Every year, Band, Orchestra and Choir Directors face the dilemma of programming music for their Holiday Concert.
Holiday Concerts used to be a joyous time, where students could perform their favorite holiday songs for their families.
It has come to the point where school district administrators, with no music background, have decided which pieces are best for the music ensembles to perform.
Should the Holiday Concert piece selection be the school administrator's choice?
Should we just get rid of Holiday Concerts and program similar material like the Spring Concert?
When did the Holiday Concert Program Controversy start?
Back in the 1980's, winter concerts were called Christmas Concerts. Most of the selections were Christmas Carols or famous classical pieces written for the Christmas celebration. Even Jewish students and parents didn't really protest or complain, and performed and attended those concerts. (I don't even remember one Jewish holiday piece in any concert I ever performed in.)
In my high school, we always ended the Christmas Concert with the Band, Orchestra and Chorus joining forces with alumni to perform the Hallelujiah Chorus. Regardless of religion, it was such an inspiring moment to participate in as a student and as an alumnus.
Since Hanukkah was rarely mentioned in papers or media at the time, I didn't think twice about all the emphasis on performing Christmas Carols.
Things started to change across the country in the mid 1990's. Parents started to get offended, not only by the piece selections, but also by the lyrics (or implied lyrics) of the pieces. Students of other religions started to opt out of singing/performing certain pieces at the concerts.

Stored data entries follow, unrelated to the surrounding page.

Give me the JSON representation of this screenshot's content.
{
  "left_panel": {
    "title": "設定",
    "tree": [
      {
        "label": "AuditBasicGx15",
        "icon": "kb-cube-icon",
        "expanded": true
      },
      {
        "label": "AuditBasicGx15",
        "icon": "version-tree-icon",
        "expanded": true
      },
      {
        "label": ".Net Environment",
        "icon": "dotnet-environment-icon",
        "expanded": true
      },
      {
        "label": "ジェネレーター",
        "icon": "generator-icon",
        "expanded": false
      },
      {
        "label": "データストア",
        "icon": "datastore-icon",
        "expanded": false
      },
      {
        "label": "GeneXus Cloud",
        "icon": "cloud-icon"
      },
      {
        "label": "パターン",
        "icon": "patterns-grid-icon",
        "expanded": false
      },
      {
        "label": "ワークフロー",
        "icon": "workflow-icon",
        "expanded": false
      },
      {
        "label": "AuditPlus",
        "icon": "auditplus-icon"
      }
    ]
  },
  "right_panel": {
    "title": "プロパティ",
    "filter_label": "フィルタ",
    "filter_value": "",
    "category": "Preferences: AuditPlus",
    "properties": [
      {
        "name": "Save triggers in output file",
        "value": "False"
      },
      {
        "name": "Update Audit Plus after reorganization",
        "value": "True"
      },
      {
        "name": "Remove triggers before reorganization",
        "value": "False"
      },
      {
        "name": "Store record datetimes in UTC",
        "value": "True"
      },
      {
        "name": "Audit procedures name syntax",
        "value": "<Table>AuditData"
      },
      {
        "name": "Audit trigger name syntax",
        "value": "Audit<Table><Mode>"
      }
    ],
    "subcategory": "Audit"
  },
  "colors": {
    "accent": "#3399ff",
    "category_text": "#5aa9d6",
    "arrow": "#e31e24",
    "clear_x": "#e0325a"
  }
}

Many school districts decided not to upset the parents (and possibly lose much needed support for the school budget), and chose to limit the choices of selections to be performed. Nothing overtly religious, or in some districts even implying religious overtones, was allowed at these concerts. Music Directors had to be very careful about choosing their programs.
Concerts that used to be called Christmas Concerts were now named Holiday Concerts or Winter Concerts.
By the 2000's, some parents felt that not enough Christmas Carols were performed at holiday concerts. Lawsuits started to emerge and the Supreme Court, as recently as 2010, upheld a ban on performing Christmas Carols in a New Jersey school district (which affects New Jersey and Pennsylvania).
Some Directors have stopped programming any kind of Holiday music because the controversy is too much.
It seems that all sides were not happy on this issue.
Here's a few tips to prevent those Holiday Concert Program Blues…
The main dilemma for Music Directors is creating a Holiday Concert program that is musically pleasing, educational for the students and pleases administration and parents. Concerts are meant for the audience's enjoyment, and it is important that the holiday spirit is reflected for everyone. The reality is that we have to follow what our administrators want, regardless of what we believe. Not programming any Holiday songs defeats the whole purpose of the holidays. As Directors, we need to be creative in how we approach this.
- Most Directors equal out the program to include selections that reflect Hanukkah, Christmas and Kwanzaa. This was difficult for instrumental ensembles even as recently as five years ago, as there were very few selections for Hanukkah. This was especially true for Directors of beginning ensembles. We would create our own arrangements since there were none available.
- Be sure to pick your selections months in advance and check with your school administrator if needed. Be prepared to support your song choices and explain the educational benefits for the students by learning and performing the piece.Try relating the choices to areas that coincide with Common Core. Work with your English or Social Studies teachers so that students can learn about the piece in many various ways. Administrators love interdepartmental cooperation, and you will garner the support of your colleagues.
- Some Directors like to use pieces that reflect Peace, Love and Understanding – universal themes that are evident especially around the Holidays. Wouldn't it be really great to put on a powerful combined performance with your school's band, chorus and orchestra? (In my head, I am hearing We Are the World. Even though this song was originally intended to increase awareness and funding for African famine relief, the words of the chorus reflect compassion and peace. Some word substitutes – to replace”God” – may be needed for the verses however.)
We are the world, we are the children
We are the ones who make a brighter day
So let's start giving
There's a choice we're making
We're saving our own lives
It's true we'll make a better day
Just you and me
4. If you feel really strongly that more Christmas (or Hanukkah) songs should be performed, how about bringing your ensemble to your local nursing home, library or community center and performing for those community members. That's great community service and PR for your program.
5. Get the support of your Parent Booster Group. Many of these parents are supportive of the music teachers. Get feedback from them about what they think the audience will like and not like. (A great group to join is the National Association of Music Parents. They have excellent resources for Music Parents, Music Directors and Booster Groups.)